Mladen Bogdanović

Personal information
- Date of birth: 3 October 1960
- Place of birth: Sarajevo, Yugoslavia
- Date of death: 22 June 2003 (aged 42)
- Place of death: Koprivnica, Croatia
- Position(s): Forward

Senior career*
- Years: Team / Apps / (Gls)
- 1979–1983: Hajduk Split / 87 / (11)
- 1984: Čelik Zenica (loan)
- 1984–1988: Dinamo Vinkovci / 66 / (1)
- 1988–1989: Borac Banja Luka
- 1989-1993: Slaven Bilokalnik
- Total:  / 188 / (53)

= Mladen Bogdanović =

Yugoslav footballer

Mladen Bogdanović (3 October 1960 – 22 June 2003) was a Yugoslav footballer who played as a forward and a winger. Nicknamed Kemo, he started his senior team career in 1979 with Hajduk Split Following his playing career, he worked as a coach at the Slaven Belupo (then called Slaven Bilokalnik) Football School.

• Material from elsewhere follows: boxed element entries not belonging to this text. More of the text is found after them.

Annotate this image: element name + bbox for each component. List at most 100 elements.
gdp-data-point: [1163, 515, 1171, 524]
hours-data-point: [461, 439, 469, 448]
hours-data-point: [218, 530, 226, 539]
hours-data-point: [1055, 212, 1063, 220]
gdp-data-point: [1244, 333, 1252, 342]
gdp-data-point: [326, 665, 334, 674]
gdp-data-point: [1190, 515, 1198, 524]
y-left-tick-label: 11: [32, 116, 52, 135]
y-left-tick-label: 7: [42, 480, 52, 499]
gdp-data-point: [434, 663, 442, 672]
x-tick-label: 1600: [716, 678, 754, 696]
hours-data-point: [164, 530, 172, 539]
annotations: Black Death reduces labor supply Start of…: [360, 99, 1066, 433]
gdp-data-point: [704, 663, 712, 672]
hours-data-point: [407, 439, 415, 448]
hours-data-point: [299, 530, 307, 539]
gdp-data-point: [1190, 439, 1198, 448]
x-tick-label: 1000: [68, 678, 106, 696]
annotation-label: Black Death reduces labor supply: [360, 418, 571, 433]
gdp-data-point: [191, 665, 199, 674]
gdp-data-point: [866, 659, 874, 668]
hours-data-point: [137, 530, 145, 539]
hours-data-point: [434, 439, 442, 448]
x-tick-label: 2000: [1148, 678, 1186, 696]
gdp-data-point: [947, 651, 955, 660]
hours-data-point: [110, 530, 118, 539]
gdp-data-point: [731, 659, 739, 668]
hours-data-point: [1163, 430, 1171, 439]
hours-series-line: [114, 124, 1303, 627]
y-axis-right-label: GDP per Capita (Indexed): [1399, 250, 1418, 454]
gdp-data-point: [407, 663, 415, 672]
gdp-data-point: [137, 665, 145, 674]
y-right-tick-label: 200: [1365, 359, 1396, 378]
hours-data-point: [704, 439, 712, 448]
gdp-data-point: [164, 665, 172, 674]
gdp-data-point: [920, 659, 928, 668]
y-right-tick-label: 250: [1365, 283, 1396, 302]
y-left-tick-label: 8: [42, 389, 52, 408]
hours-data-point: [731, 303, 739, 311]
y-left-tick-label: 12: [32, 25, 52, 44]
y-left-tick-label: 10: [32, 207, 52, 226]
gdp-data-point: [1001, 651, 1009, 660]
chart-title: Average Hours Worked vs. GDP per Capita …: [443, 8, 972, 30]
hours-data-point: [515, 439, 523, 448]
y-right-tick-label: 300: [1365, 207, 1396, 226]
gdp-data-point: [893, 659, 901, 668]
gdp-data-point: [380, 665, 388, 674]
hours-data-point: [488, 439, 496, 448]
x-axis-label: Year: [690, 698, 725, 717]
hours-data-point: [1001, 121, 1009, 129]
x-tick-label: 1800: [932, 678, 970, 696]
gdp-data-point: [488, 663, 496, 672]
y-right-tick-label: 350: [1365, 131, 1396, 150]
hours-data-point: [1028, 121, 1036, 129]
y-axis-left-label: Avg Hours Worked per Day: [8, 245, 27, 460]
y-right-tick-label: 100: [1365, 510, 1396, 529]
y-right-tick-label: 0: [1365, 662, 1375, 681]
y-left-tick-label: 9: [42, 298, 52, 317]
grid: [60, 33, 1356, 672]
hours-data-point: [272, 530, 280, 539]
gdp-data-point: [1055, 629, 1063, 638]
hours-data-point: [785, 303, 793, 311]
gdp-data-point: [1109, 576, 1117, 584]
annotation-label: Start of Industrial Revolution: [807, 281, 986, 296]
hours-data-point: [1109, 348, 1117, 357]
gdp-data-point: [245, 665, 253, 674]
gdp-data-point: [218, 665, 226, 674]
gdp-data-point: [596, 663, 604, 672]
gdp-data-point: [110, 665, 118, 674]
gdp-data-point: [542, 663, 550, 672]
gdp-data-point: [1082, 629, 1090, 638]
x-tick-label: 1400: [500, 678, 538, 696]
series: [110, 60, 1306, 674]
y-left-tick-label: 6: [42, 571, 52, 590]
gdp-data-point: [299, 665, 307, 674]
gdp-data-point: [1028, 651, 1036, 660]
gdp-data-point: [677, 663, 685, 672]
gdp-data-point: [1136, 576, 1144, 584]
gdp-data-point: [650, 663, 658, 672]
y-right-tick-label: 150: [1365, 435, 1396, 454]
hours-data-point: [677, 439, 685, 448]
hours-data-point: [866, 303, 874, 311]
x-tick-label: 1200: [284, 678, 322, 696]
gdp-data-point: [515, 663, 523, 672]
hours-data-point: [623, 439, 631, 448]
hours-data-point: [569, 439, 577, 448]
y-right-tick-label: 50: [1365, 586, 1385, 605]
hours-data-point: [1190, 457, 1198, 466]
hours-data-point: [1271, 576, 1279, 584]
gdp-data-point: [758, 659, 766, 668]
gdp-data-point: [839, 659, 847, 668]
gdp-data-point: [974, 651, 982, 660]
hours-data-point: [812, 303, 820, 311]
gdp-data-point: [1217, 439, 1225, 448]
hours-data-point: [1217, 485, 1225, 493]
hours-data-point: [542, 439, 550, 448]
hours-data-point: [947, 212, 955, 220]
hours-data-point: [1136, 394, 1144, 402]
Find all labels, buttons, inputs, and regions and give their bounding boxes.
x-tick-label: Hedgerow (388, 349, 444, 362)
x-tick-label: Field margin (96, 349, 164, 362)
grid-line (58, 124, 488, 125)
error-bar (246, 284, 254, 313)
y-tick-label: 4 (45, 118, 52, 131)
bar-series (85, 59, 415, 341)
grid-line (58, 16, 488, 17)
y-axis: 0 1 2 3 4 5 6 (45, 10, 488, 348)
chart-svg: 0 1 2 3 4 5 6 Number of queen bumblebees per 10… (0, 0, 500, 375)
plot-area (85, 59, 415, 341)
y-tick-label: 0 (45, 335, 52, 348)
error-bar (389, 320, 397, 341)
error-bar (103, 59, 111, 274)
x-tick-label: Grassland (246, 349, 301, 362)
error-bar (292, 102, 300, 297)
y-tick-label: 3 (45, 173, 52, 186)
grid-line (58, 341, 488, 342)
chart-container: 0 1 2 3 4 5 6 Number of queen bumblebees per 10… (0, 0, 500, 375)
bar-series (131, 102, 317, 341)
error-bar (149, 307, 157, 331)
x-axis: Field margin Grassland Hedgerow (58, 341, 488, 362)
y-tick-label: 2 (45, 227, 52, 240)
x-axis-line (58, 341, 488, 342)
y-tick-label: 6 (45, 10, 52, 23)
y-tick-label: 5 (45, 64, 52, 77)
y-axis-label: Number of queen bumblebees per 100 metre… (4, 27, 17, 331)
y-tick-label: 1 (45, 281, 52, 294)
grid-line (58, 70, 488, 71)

His most notable matches are Hajduk's victory against VfB Stuttgart in the 1981-82 UEFA Cup (3–1, 2–2).

==Death==
On 19 May 2003, Bogdanović was injured in a traffic accident while riding a bicycle and later died from his injuries.

== Personal life ==
He has a son, Andrija, who is a futsal player.